I can see one problem:
strcpy(str, array[0]->ch);
strcat(str, array[1]->ch);
the ch field of struct link is a char array of size 255. It is not NUL terminated. So you cannot copy it using strcpy.
Also you have:
ofp = fopen("small1.txt.huff", "w");
ifp = fopen("small1.txt", "r");
If small1.txt.huff does not exist, it will be created. But if small1.txt it will not be created and fopen will return NULL, you must check the return value of fopen before you go and read from the file.
Just from counting, you have 4 separate malloc calls, but only one free call.
I would also be wary of your sprintf call, and how you are actually mallocing.
You do an sprintf(buf, "%s%d", buf, c[i]) but that can potentially be a buffer overflow if your final string is longer than ASCII bytes.
I advise you to step through with a debugger to see where it's throwing a segmentation fault, and then debug from there.
i compiled the program and ran it with it's source as that small1.txt file and got "can't open (null)" if the file doesn't exist or the file exist and you give it on the command like ./huf small1.txt the program crashes with:
Program terminated with signal 11, Segmentation fault.
#0 0x08048e47 in sort (a=0xbfd79688, n=68) at huf.c:195
195 if (a[i]->freq > a[j]->freq) {
(gdb) backtrace
#0 0x08048e47 in sort (a=0xbfd79688, n=68) at huf.c:195
#1 0x080489ba in main (argc=2, argv=0xbfd79b64) at huf.c:99
to get this from gdb you run
ulimit -c 100000000
./huf
gdb --core=./core ./huf
and type backtrace
You have various problems in your Code:
1.- mallocs (must be):
//Arrays
char *key = (char*) malloc(ASCII * sizeof(char));
int *value = (int*) malloc(ASCII * sizeof(int));
sizeof(char) == 1, sizeof(char *) == 4 or 8 (if 64 bits compiler is used).
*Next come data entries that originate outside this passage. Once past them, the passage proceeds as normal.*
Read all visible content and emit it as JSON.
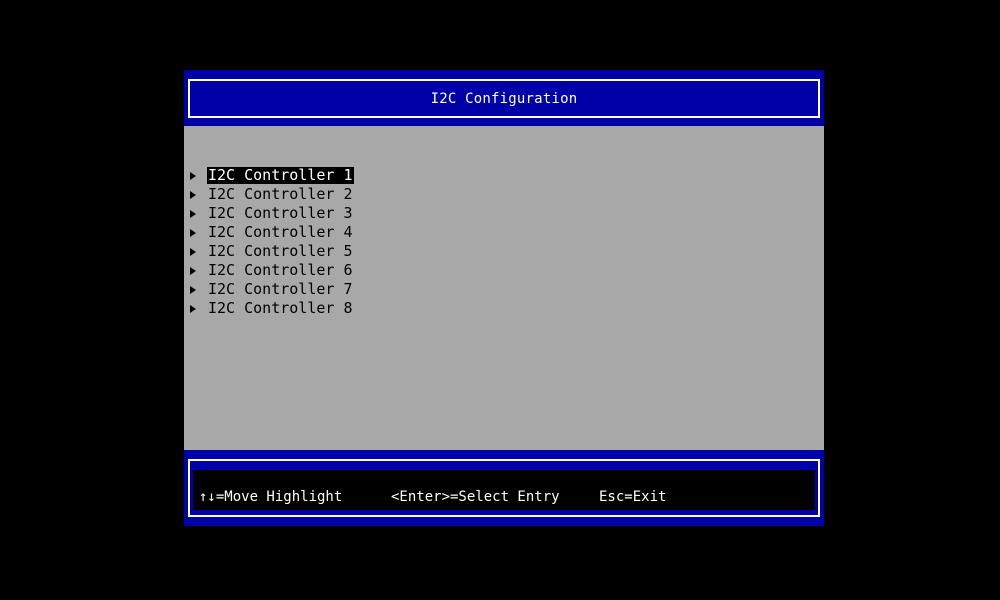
{
  "header": {
    "title": "I2C Configuration"
  },
  "menu": {
    "items": [
      {
        "label": "I2C Controller 1",
        "icon": "triangle-right-icon"
      },
      {
        "label": "I2C Controller 2",
        "icon": "triangle-right-icon"
      },
      {
        "label": "I2C Controller 3",
        "icon": "triangle-right-icon"
      },
      {
        "label": "I2C Controller 4",
        "icon": "triangle-right-icon"
      },
      {
        "label": "I2C Controller 5",
        "icon": "triangle-right-icon"
      },
      {
        "label": "I2C Controller 6",
        "icon": "triangle-right-icon"
      },
      {
        "label": "I2C Controller 7",
        "icon": "triangle-right-icon"
      },
      {
        "label": "I2C Controller 8",
        "icon": "triangle-right-icon"
      }
    ],
    "selected_index": 0
  },
  "footer": {
    "move_hint": "↑↓=Move Highlight",
    "select_hint": "<Enter>=Select Entry",
    "exit_hint": "Esc=Exit"
  },
  "colors": {
    "background": "#000000",
    "header_blue": "#0000a8",
    "content_gray": "#a8a8a8",
    "text_white": "#ffffff",
    "highlight_bg": "#000000"
  }
}
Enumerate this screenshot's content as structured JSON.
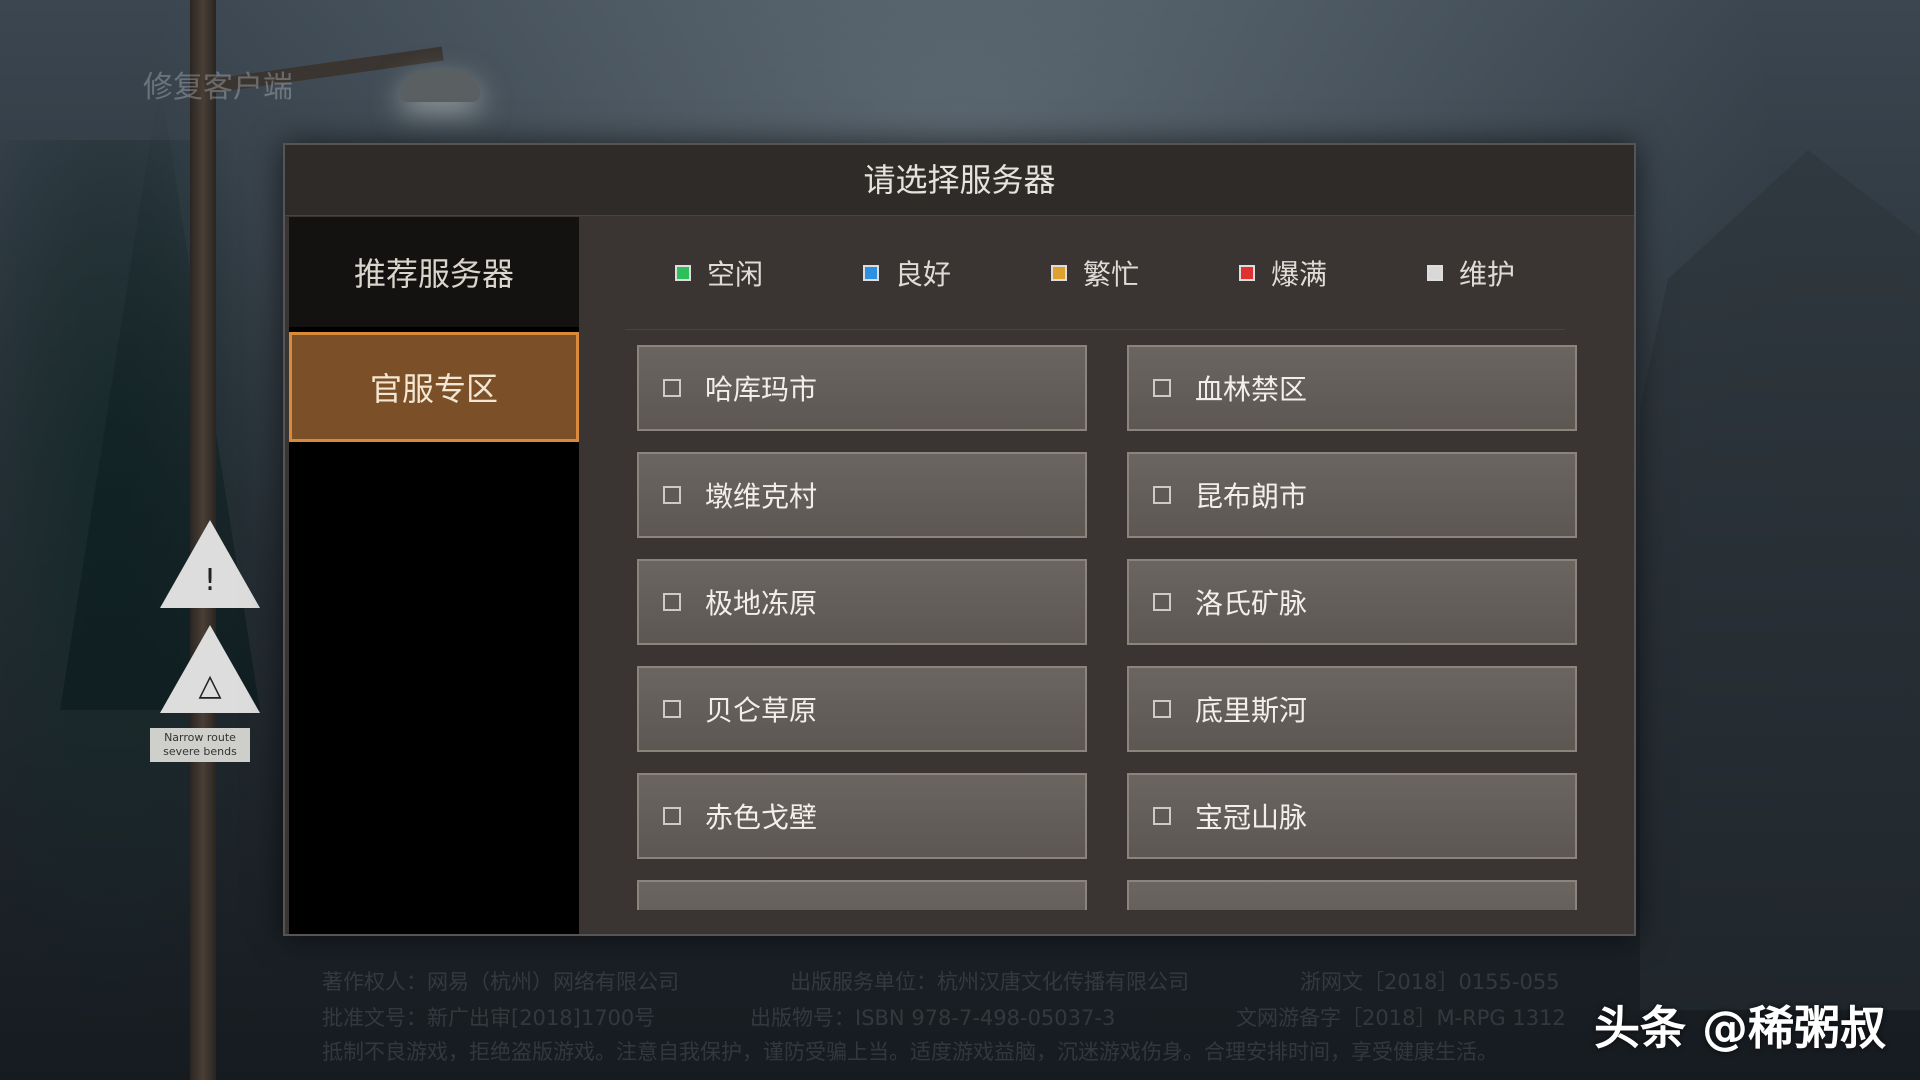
{
  "background": {
    "repair_client": "修复客户端",
    "sign_plate": "Narrow route severe bends"
  },
  "dialog": {
    "title": "请选择服务器",
    "sidebar": {
      "items": [
        {
          "label": "推荐服务器",
          "active": false
        },
        {
          "label": "官服专区",
          "active": true
        }
      ]
    },
    "legend": [
      {
        "label": "空闲",
        "color": "#2fbf5a"
      },
      {
        "label": "良好",
        "color": "#2f8fe0"
      },
      {
        "label": "繁忙",
        "color": "#e0a030"
      },
      {
        "label": "爆满",
        "color": "#e03030"
      },
      {
        "label": "维护",
        "color": "#d8d8d8"
      }
    ],
    "servers": [
      {
        "name": "哈库玛市"
      },
      {
        "name": "血林禁区"
      },
      {
        "name": "墩维克村"
      },
      {
        "name": "昆布朗市"
      },
      {
        "name": "极地冻原"
      },
      {
        "name": "洛氏矿脉"
      },
      {
        "name": "贝仑草原"
      },
      {
        "name": "底里斯河"
      },
      {
        "name": "赤色戈壁"
      },
      {
        "name": "宝冠山脉"
      },
      {
        "name": ""
      },
      {
        "name": ""
      }
    ]
  },
  "footer": {
    "line1_a": "著作权人：网易（杭州）网络有限公司",
    "line1_b": "出版服务单位：杭州汉唐文化传播有限公司",
    "line1_c": "浙网文［2018］0155-055",
    "line2_a": "批准文号：新广出审[2018]1700号",
    "line2_b": "出版物号：ISBN 978-7-498-05037-3",
    "line2_c": "文网游备字［2018］M-RPG 1312",
    "line3": "抵制不良游戏，拒绝盗版游戏。注意自我保护，谨防受骗上当。适度游戏益脑，沉迷游戏伤身。合理安排时间，享受健康生活。"
  },
  "watermark": "头条 @稀粥叔"
}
2.- Buffer sizes 255 (ASCII) is too short to receive the contents of array[0]->ch + array[1]->ch + '\0'.
3.- Use strncpy instead of strcpy and strncat instead of strcat.
4.- key is an array of individuals chars or is a null terminated string ?, because you are using this variable in both ways in your code. In the characters counting loop you are using this variables as array of individuals chars, but in the creation of nodes you are passing the pointer of the array and copying as null terminated array.
5.- Finally always check your parameters before used it, you are checking if argc < 2 after trying to open argv[1].